In October 1966 she travelled to the Welsh mining community of Aberfan, after an avalanche of mining waste collapsed onto a school, eventually killing 116 children and 28 adults.
Former royal press officer William Heseltine revealed it was one of the only times the late Queen ever shed tears in public, but she never let her feelings overcome her.
King Charles similarly prefers to keep his dignity and composure in public, however even then he became visibly emotional after recording his first speech as sovereign, just 24 hours after the death of his mother.

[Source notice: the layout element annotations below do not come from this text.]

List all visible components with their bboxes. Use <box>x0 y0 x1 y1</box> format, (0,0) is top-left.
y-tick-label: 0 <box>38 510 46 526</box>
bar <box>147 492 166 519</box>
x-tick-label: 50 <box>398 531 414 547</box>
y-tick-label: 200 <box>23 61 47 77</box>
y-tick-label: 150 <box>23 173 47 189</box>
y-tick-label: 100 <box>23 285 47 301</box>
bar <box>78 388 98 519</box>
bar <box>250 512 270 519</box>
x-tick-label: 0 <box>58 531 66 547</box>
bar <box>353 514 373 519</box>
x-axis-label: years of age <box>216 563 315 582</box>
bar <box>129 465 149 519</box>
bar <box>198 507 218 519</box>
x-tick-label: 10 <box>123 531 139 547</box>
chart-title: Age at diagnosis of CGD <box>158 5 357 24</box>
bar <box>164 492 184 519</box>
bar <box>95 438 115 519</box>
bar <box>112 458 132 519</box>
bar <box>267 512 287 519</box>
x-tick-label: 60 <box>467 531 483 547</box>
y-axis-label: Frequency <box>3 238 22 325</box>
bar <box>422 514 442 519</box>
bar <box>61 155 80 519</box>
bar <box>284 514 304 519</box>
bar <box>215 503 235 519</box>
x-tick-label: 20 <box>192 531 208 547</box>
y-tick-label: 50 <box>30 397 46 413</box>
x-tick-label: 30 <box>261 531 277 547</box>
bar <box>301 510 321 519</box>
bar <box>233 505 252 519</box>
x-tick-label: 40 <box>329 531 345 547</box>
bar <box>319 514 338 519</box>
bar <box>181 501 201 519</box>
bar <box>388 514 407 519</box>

In his speech he paid tribute to his “darling mama”, saying: “Throughout her life, Her Majesty The Queen – my beloved Mother – was an inspiration and example to me and to all my family, and we owe her the most heartfelt debt any family can owe to their mother; for her love, affection, guidance, understanding, and example.
“Queen Elizabeth was a life well lived; a promise with destiny kept and she is mourned most deeply in her passing. That promise of lifelong service I renew to you all today.”
Constant devotion to public duty
As he expressed in his first public address as monarch, Charles vowed to continue with his mother’s legacy of selfless devotion to public service.
After spending 70 years on the throne Queen Elizabeth set an almost unparalleled example of giving one’s life to duty, yet as Prince of Wales Charles had already begun to follow down this path.
Charles spent 64 years as Prince of Wales, the longest-serving in history, and it was during this time that he set up The Prince’s Trust in 1976, with the aim of helping vulnerable young people find employment and get their lives on track.
As Prince of Wales he began drawing attention to causes such as environmentalism and how to protect the planet, a legacy his son Prince William has carried on through his Earthshot Prize.
The King also set up The Prince’s Foundation in 1986 to help young people build a sustainable future for themselves.
Maintaining a sense of humour
Given the pressure of being a senior member of the Royal Family, it is important for them to know when to show their sense of humour and have a laugh.
Queen Elizabeth was known for her witty comebacks and dry humour, joking with President Ronald Reagan in 1983 about the weather in California and hilariously putting down President George W. Bush in 2007 when he accidentally added 200 years to her age.
She also showed her adventurous side at the London 2012 Olympic Games opening ceremony, when she agreed to take part in a skit with 007 actor James Bond – although she stopped short of jumping out of a helicopter, with a stunt person doing that in her place.
In his first year as King, Charles has apparently taken inspiration from his mother, as a former royal butler revealed last Christmas that His Majesty often leaves funny presents for his staff during the festive season.
While on a royal visit to Birmingham for the Commonwealth Games last year Charles also joked with a bystander who asked him if he fancied a trip to the pub.
The person yelled: “Charles, can we go for a beer?” , with the then-Prince of Wales responding: “Where? Recommend somewhere.”